Permutation-Invariant N-body gates via Tavis-Cummings Hamiltonian

Global control provides a promising route to implementing multi-qubit gates without individual qubit addressing. This is especially appealing for permutation-invariant (PI) gates, whose symmetry is often broken when they are compiled into individually addressed one- and two-qubit gates. Important examples include SWAP, $\sqrt{i\text{SWAP}}$, and the n-qubit controlled-Z gate, which is equivalent, up to two single-qubit Hadamard gates, to the multi-qubit Toffoli gate. Motivated by this global-control perspective, we show that all PI unitaries on an arbitrary number of qubits can be realized using the Tavis-Cummings (TC) interaction, the multi-qubit version of the Jaynes-Cummings interaction, together with global uniform z and x fields.
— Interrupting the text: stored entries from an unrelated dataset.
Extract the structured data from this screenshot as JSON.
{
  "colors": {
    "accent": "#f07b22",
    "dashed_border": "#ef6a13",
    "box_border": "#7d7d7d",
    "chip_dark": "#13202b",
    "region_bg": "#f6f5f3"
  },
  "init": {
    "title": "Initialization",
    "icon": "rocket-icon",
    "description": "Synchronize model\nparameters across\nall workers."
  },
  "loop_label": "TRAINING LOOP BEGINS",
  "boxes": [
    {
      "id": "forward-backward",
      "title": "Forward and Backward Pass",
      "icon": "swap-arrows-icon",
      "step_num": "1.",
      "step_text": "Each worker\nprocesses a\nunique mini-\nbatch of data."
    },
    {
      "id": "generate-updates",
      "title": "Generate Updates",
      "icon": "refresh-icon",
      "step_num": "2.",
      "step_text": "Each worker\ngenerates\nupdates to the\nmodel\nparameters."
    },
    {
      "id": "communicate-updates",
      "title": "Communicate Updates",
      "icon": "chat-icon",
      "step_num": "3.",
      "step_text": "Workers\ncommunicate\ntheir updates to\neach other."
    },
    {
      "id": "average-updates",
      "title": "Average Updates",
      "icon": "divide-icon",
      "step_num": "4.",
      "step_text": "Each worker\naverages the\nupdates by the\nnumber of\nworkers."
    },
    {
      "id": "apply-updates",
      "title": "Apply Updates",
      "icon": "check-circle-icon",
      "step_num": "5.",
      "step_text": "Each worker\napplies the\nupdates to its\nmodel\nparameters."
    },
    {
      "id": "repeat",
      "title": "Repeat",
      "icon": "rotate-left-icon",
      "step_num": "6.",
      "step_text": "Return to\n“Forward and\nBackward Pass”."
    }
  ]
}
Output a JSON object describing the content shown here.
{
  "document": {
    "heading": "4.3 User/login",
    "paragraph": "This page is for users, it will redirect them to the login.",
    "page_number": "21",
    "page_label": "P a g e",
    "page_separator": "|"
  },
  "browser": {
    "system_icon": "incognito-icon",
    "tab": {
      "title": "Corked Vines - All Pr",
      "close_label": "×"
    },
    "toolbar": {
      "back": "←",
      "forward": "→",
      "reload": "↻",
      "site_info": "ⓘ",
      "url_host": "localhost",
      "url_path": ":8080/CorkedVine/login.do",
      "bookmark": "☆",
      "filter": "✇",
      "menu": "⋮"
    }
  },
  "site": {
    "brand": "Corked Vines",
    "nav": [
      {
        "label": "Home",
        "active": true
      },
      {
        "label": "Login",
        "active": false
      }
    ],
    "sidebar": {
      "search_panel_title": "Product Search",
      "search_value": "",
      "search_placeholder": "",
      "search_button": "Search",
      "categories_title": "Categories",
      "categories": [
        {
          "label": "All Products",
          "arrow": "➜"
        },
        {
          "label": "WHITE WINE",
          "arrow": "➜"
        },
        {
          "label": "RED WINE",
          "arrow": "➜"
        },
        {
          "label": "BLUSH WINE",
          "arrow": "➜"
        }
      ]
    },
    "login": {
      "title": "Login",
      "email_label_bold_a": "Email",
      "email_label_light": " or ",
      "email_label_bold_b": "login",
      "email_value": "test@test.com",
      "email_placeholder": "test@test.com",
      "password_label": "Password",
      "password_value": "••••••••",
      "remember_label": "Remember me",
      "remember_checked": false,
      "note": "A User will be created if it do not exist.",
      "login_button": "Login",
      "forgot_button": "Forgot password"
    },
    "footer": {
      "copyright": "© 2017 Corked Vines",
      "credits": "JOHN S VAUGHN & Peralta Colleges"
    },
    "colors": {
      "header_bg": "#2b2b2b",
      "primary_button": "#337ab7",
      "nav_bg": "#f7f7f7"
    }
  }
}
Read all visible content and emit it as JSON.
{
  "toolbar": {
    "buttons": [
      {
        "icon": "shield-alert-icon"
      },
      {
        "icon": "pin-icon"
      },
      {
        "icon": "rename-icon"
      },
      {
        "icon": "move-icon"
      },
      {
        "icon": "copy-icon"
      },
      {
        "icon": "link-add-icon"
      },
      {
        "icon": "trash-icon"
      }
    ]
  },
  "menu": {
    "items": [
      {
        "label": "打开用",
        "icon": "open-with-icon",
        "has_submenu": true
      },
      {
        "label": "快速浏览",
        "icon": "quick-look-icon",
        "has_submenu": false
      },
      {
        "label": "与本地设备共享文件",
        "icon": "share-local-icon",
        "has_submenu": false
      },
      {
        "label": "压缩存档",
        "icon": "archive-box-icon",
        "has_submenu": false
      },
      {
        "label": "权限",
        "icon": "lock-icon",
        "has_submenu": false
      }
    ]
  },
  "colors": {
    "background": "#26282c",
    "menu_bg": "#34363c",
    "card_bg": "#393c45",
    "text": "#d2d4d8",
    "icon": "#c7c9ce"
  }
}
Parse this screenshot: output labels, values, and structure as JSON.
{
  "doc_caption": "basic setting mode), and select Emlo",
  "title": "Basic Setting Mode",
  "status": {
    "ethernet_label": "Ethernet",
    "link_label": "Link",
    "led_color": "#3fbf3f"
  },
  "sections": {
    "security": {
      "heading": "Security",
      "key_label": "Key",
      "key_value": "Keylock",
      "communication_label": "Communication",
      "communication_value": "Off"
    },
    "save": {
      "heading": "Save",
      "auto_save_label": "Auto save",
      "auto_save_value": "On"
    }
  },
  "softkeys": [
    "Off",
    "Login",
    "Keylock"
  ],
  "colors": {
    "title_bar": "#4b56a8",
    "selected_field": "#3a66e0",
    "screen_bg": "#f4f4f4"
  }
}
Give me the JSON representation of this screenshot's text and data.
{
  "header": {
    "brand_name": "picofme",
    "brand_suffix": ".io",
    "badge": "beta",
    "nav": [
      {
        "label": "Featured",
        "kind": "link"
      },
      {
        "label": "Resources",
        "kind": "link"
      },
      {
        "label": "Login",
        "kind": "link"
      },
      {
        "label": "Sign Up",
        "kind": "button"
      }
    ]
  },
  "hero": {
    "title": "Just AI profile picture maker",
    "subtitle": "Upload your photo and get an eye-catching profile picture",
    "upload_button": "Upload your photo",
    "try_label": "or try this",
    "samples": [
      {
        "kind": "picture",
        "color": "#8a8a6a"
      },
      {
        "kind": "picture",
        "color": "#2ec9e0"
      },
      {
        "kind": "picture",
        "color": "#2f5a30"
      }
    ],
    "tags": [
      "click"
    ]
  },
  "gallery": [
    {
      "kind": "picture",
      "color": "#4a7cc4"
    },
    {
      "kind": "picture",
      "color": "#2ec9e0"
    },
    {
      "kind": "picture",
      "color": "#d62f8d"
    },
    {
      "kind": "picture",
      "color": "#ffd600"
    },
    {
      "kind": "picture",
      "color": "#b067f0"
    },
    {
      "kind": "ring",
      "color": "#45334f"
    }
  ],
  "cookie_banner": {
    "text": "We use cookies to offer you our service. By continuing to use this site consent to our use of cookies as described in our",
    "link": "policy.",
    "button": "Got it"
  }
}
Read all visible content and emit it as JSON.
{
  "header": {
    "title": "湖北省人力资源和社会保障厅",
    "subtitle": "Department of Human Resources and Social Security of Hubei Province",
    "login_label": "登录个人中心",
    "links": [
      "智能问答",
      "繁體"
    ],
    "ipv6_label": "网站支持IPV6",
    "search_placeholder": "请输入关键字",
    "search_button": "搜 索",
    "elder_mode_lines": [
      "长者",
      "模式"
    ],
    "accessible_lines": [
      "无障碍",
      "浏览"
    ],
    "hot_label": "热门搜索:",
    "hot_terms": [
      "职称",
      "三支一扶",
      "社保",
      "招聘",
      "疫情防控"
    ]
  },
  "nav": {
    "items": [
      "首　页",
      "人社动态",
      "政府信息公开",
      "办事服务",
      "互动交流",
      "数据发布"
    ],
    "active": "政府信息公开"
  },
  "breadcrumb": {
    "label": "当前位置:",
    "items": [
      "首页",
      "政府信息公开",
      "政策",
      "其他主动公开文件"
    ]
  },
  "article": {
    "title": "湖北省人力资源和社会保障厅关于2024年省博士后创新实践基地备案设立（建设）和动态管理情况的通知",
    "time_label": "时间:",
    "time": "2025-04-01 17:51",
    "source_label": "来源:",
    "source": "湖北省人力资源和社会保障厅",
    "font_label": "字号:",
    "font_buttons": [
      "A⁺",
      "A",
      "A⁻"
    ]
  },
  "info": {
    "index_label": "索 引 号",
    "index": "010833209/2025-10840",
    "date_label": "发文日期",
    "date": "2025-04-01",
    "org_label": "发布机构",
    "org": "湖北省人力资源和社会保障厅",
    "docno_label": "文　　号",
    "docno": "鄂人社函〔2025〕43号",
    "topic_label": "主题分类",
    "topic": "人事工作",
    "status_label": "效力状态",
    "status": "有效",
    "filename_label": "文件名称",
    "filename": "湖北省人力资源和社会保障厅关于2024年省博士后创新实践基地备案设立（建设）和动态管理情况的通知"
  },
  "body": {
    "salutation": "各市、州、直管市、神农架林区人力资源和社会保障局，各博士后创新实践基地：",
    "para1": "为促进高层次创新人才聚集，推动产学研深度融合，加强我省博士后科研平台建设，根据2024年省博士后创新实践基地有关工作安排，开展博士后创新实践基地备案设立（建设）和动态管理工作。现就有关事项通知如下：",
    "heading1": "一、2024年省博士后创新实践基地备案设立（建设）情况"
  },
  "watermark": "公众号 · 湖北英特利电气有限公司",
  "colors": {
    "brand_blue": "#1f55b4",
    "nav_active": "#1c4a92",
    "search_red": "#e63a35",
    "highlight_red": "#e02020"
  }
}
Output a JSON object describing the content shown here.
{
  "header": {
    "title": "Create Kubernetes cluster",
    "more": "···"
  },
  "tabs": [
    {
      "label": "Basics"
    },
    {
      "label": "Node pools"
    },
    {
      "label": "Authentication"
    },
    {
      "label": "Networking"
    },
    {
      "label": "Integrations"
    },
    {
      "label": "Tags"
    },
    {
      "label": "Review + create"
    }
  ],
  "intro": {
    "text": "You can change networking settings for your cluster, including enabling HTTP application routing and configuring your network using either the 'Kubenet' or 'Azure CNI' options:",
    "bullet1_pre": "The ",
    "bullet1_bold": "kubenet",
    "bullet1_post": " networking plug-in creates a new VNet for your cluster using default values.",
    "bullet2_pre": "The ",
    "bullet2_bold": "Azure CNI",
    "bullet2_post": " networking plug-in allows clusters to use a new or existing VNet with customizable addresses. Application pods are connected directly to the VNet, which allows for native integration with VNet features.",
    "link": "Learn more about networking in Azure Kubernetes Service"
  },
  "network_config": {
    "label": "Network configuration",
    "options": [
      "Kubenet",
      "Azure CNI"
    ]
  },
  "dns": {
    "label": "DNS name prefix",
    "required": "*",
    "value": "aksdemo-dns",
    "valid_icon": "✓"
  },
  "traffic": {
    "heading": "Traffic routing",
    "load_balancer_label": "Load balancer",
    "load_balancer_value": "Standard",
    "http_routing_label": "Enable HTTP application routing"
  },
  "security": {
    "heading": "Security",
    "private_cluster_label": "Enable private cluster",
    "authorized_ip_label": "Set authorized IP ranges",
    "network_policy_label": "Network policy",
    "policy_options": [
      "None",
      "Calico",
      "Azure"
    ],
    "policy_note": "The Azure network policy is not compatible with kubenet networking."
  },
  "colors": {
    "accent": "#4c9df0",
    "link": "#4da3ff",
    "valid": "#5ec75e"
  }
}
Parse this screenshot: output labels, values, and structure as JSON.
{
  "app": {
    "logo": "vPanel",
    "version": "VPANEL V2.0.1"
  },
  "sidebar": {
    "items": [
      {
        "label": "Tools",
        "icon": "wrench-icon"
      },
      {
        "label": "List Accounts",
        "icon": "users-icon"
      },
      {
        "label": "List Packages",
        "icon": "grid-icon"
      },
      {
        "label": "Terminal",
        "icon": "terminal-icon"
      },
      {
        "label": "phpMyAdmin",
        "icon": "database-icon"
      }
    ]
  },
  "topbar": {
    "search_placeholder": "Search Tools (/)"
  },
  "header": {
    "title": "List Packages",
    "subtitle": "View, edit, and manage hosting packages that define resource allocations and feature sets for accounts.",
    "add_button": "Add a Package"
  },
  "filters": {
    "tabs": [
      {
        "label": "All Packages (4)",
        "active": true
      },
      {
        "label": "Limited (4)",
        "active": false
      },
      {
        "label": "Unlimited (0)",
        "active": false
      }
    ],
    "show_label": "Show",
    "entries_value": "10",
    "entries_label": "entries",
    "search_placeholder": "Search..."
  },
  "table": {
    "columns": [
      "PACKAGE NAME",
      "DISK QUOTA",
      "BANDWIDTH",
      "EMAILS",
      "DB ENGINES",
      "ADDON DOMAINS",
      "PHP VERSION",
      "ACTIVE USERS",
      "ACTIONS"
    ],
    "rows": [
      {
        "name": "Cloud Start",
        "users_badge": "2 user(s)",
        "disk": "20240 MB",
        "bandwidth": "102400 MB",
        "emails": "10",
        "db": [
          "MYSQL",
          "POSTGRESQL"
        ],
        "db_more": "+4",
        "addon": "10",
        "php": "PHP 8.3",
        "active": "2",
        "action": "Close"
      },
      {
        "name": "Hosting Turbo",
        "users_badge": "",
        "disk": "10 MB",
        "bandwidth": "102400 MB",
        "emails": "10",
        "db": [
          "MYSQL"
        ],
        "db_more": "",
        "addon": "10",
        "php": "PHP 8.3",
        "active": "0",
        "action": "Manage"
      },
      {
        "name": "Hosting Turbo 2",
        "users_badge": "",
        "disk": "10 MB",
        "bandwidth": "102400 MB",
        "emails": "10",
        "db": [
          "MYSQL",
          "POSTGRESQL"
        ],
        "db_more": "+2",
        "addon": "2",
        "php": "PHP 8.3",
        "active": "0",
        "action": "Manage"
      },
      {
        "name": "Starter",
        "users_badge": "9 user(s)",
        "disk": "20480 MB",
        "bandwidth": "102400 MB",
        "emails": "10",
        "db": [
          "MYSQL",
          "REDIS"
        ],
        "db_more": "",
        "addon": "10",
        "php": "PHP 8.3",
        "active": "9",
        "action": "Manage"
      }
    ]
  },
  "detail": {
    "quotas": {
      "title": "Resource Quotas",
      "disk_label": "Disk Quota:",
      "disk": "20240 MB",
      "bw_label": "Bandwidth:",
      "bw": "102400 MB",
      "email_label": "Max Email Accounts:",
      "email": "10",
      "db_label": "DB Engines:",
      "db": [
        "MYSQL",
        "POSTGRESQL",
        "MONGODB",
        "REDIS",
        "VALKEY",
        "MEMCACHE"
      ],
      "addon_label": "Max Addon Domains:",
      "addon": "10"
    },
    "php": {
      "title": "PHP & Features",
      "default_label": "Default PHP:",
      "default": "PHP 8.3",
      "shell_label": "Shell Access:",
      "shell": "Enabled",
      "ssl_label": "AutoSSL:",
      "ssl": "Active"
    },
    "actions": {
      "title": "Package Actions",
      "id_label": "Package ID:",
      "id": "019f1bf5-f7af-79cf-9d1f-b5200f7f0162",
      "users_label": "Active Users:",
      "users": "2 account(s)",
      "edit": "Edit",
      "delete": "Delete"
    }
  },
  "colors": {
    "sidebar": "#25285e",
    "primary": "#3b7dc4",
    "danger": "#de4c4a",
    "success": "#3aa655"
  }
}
Here, the $n$ qubits are identically coupled to a single bosonic mode (oscillator), which is initialized in and returned to its vacuum state. A corollary is that all PI states, including GHZ and Dicke states, can be prepared using the same global control. For the case n=2 qubits, which is particularly important in quantum computing, we also find explicit pulse sequences for implementing all PI qubit unitaries that conserve angular momentum in the z direction, using only the TC interaction and global z fields. This includes controlled-Z, SWAP, and $\sqrt{i\text{SWAP}}$.